PSYCHIATRIC patients - and their relations - prefer community treatment to hospital care, a new survey reports, despite fears that home-based treatment puts too much burden on the family, writes Celia Hall.

Researchers in Birmingham decided to compare the effects of both systems in neighbouring suburbs. In Sparkbrook, care is based around a 'walk-in' centre with six in-patient beds. ; in Small Heath, care is in a 14 bed unit in a psychiatric hospital.

The findings have been attributed to the greater contact with doctors and nurses experienced by the patients and families in Sparkbrook. Dr Christine Dean, of Birmingham University's department of psychiatry, says in tomorrow's British Medical Journal that the community service was just as effective as the hospital.

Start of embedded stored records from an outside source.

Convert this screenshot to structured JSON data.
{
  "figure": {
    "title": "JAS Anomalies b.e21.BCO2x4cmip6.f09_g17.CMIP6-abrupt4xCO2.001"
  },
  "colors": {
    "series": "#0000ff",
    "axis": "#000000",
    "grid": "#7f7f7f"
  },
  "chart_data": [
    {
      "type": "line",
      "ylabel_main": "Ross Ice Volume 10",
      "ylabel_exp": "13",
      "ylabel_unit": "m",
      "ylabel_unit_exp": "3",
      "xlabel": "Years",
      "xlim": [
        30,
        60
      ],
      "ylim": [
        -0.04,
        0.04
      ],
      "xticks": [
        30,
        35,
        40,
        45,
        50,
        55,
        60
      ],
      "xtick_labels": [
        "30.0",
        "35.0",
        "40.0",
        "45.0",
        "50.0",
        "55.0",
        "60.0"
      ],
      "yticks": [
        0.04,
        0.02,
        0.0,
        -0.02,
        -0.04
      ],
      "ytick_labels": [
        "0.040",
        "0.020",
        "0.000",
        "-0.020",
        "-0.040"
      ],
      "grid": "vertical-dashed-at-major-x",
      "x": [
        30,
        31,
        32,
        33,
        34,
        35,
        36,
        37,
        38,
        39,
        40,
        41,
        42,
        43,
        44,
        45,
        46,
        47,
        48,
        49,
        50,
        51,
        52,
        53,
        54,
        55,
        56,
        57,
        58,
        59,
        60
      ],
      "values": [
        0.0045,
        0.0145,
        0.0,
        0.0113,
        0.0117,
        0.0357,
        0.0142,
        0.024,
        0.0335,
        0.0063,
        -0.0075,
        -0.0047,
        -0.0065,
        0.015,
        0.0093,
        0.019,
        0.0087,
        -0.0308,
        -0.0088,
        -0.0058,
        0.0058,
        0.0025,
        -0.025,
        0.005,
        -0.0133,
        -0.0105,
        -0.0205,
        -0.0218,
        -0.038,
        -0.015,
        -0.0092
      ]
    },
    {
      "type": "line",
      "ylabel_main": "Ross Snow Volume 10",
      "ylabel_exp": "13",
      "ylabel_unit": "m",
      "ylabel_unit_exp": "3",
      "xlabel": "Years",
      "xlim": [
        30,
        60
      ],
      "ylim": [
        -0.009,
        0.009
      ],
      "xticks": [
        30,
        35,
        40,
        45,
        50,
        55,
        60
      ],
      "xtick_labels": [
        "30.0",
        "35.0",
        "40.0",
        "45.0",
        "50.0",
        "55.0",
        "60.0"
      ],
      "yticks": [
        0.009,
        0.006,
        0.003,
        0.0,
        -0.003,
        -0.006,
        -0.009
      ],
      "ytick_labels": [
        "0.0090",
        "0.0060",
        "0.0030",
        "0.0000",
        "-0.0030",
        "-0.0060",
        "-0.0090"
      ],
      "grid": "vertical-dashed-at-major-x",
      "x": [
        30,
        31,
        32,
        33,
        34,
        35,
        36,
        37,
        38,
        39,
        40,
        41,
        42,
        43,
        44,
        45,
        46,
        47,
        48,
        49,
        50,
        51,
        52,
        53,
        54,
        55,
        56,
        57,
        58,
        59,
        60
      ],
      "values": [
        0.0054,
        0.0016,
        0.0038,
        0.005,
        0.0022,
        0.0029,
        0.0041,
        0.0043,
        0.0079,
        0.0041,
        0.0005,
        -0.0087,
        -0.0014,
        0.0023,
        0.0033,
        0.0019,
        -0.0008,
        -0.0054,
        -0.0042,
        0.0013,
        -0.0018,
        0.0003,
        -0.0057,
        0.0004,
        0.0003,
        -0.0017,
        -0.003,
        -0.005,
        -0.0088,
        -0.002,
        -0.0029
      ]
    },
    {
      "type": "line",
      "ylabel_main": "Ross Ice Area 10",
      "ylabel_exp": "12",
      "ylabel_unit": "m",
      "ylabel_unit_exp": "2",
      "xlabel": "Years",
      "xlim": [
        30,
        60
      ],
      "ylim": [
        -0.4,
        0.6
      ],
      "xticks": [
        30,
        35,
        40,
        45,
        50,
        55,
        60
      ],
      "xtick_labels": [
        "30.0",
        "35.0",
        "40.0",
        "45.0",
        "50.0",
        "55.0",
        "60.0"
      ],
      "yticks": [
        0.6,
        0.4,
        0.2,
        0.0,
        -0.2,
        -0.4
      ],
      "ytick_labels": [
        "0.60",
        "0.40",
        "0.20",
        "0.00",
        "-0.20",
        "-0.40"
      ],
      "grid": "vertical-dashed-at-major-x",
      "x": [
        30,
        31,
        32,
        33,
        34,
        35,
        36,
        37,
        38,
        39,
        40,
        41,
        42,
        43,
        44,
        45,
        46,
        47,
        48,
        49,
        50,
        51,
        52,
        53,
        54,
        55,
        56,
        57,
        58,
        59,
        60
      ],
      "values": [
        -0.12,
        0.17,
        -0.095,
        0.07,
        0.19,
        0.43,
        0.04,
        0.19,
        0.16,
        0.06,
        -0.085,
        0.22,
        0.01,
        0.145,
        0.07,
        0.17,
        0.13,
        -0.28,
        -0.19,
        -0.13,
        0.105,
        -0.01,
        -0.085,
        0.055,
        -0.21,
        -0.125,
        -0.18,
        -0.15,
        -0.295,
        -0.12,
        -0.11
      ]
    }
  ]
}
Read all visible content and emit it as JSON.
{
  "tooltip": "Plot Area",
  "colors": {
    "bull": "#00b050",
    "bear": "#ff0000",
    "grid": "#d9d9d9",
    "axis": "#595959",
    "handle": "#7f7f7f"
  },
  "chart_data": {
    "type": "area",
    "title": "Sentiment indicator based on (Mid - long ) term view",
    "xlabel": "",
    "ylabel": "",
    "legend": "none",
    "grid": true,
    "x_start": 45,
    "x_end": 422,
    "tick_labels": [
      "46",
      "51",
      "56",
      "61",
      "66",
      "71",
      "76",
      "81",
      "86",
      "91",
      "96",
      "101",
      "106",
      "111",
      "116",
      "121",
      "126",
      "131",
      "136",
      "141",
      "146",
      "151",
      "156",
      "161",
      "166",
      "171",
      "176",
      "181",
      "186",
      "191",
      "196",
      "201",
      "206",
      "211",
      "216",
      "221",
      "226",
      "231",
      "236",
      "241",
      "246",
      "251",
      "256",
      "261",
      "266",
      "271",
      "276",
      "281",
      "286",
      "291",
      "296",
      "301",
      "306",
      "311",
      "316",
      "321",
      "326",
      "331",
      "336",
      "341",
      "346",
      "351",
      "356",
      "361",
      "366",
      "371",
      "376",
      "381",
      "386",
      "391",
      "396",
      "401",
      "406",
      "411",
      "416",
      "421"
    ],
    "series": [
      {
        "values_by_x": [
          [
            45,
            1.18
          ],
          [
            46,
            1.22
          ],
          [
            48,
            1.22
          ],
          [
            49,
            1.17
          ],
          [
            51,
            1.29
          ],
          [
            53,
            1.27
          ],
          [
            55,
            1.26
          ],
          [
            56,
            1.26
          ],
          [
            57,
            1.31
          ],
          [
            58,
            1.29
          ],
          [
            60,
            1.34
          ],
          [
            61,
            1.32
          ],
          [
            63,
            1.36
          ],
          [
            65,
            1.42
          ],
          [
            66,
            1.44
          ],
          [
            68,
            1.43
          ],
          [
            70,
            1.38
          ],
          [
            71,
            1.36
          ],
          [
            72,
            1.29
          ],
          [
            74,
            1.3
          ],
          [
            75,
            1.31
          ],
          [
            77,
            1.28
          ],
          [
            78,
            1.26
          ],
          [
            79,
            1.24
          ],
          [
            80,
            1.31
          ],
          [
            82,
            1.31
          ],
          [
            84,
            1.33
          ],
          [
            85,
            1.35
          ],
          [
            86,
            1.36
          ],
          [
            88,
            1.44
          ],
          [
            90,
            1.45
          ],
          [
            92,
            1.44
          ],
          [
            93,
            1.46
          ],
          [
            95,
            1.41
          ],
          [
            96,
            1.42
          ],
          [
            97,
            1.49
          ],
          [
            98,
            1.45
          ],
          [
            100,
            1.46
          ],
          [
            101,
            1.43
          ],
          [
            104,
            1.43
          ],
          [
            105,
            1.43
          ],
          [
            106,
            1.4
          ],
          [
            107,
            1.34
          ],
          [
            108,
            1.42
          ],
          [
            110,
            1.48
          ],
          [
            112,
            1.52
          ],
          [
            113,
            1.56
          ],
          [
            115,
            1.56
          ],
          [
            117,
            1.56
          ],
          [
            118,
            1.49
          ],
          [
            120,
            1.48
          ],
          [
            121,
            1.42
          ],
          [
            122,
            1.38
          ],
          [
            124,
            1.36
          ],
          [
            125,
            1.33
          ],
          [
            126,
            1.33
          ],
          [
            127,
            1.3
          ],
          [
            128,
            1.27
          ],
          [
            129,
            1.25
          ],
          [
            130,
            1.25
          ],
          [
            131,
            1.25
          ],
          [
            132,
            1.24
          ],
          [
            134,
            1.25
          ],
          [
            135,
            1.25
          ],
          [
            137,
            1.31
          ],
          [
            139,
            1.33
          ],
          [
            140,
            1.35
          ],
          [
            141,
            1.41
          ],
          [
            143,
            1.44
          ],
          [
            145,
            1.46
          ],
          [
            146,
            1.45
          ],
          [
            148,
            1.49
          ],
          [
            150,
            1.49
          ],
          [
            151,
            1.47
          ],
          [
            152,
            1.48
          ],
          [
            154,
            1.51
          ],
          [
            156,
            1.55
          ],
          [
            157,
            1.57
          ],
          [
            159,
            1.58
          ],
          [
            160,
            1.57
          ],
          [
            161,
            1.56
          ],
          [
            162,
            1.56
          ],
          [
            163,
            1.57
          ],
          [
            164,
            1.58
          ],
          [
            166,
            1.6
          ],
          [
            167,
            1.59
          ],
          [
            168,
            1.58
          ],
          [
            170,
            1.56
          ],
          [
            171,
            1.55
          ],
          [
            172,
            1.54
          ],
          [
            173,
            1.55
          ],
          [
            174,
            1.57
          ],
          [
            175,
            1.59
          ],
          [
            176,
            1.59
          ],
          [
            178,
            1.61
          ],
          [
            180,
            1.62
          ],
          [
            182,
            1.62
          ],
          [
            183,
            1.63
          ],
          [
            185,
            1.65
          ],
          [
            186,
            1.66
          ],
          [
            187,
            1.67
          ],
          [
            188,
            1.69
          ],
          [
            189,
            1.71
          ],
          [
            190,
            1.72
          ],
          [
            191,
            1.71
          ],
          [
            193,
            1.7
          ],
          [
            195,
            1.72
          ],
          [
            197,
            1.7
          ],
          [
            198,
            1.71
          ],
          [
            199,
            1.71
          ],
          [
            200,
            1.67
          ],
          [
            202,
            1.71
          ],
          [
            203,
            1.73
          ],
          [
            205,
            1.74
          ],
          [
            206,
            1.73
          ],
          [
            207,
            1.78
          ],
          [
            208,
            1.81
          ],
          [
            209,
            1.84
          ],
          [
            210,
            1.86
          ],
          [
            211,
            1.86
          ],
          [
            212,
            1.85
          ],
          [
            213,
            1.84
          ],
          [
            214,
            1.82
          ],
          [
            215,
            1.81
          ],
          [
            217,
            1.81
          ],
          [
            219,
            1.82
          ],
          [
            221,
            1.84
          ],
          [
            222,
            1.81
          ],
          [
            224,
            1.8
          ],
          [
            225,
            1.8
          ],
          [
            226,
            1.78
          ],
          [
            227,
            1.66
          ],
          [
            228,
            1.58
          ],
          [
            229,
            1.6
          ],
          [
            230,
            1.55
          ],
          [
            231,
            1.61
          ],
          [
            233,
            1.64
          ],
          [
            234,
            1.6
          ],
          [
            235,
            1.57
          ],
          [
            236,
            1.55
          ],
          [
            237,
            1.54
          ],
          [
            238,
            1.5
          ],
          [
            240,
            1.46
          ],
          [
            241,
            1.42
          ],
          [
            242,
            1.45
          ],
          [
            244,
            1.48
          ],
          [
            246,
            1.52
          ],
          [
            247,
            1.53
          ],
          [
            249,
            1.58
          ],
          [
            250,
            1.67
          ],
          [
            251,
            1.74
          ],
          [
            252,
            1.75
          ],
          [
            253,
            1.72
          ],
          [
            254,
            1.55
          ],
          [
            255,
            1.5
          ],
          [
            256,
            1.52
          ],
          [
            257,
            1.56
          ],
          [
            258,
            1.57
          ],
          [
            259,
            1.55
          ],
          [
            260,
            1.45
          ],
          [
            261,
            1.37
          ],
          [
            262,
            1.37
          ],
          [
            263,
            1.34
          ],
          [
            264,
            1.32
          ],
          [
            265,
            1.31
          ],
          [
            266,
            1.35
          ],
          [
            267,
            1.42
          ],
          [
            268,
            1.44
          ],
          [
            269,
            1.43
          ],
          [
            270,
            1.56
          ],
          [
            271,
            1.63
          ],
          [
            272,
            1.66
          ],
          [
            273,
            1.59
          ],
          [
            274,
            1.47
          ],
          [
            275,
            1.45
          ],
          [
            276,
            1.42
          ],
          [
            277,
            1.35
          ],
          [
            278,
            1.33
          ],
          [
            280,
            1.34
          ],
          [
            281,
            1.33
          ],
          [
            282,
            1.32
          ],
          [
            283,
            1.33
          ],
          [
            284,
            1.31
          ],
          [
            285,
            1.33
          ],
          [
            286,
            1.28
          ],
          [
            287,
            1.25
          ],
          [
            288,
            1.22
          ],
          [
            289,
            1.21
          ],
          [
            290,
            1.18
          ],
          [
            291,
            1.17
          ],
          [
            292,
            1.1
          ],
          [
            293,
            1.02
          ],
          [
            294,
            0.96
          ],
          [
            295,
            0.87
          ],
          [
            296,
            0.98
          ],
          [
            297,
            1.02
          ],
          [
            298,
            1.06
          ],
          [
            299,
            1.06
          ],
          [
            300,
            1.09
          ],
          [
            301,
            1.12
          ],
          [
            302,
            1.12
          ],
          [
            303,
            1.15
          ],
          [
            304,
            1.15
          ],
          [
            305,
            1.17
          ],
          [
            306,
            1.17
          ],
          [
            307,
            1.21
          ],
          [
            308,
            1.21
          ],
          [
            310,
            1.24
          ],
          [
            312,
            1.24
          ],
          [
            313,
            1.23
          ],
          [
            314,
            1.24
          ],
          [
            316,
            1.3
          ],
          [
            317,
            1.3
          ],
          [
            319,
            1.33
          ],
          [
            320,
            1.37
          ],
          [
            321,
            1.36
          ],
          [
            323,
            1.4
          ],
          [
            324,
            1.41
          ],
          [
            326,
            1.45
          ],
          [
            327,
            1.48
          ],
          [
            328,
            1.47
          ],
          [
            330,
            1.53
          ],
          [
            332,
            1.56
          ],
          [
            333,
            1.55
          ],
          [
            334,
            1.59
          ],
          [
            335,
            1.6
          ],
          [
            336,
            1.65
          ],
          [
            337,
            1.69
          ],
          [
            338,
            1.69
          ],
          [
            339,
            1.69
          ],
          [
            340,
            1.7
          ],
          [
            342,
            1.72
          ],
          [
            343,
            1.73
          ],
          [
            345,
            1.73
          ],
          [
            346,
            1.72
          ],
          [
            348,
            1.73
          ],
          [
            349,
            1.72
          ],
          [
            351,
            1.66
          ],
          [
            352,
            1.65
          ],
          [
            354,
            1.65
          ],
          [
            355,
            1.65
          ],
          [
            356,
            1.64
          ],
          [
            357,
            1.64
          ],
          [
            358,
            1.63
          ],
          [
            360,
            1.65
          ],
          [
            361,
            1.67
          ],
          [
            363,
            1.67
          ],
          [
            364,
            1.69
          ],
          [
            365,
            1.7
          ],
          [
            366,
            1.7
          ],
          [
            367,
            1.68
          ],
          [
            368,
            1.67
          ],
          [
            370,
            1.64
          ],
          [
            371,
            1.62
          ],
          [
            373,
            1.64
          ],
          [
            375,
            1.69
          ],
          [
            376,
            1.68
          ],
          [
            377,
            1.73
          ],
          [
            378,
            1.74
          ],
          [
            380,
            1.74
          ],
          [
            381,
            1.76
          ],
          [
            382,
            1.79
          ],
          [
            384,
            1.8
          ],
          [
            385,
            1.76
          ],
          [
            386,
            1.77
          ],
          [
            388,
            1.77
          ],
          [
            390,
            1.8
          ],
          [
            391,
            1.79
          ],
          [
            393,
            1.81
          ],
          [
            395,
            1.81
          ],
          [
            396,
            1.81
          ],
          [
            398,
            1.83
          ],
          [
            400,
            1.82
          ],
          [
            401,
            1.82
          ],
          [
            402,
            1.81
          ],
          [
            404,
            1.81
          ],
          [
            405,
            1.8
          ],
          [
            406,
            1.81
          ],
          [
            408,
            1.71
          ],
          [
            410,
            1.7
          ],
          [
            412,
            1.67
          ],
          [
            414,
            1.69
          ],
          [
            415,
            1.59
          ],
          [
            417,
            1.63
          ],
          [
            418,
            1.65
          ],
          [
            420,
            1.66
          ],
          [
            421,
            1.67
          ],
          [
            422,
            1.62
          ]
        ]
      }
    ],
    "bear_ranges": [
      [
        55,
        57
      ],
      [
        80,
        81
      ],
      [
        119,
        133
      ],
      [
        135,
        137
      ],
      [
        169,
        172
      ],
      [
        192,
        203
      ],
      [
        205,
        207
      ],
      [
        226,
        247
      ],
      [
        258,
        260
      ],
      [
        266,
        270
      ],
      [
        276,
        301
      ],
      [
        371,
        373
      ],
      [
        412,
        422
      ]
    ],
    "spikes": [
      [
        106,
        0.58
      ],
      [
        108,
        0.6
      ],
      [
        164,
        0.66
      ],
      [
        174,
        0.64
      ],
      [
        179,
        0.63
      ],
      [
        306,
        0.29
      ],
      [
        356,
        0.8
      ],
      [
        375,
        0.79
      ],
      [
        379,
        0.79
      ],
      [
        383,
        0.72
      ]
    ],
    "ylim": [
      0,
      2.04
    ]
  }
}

More of the 69 Sparkbrook patients than the 55 Small Heath patients were still in touch with a psychiatrist or community nurse a year after treatment began. Sparkbrook families had 6.1 meetings with a psychiatric nurse compared with 2.7 for the Small Health families in the first month.

British and French psychiatrists have different habits when it comes to diagnosing schizophrenia. Research in the BMJ says that 92 British and 69 French psychiatrists showed 'substantial differences' when tested on 38 statements about cause, diagnosis and management of schizophrenia.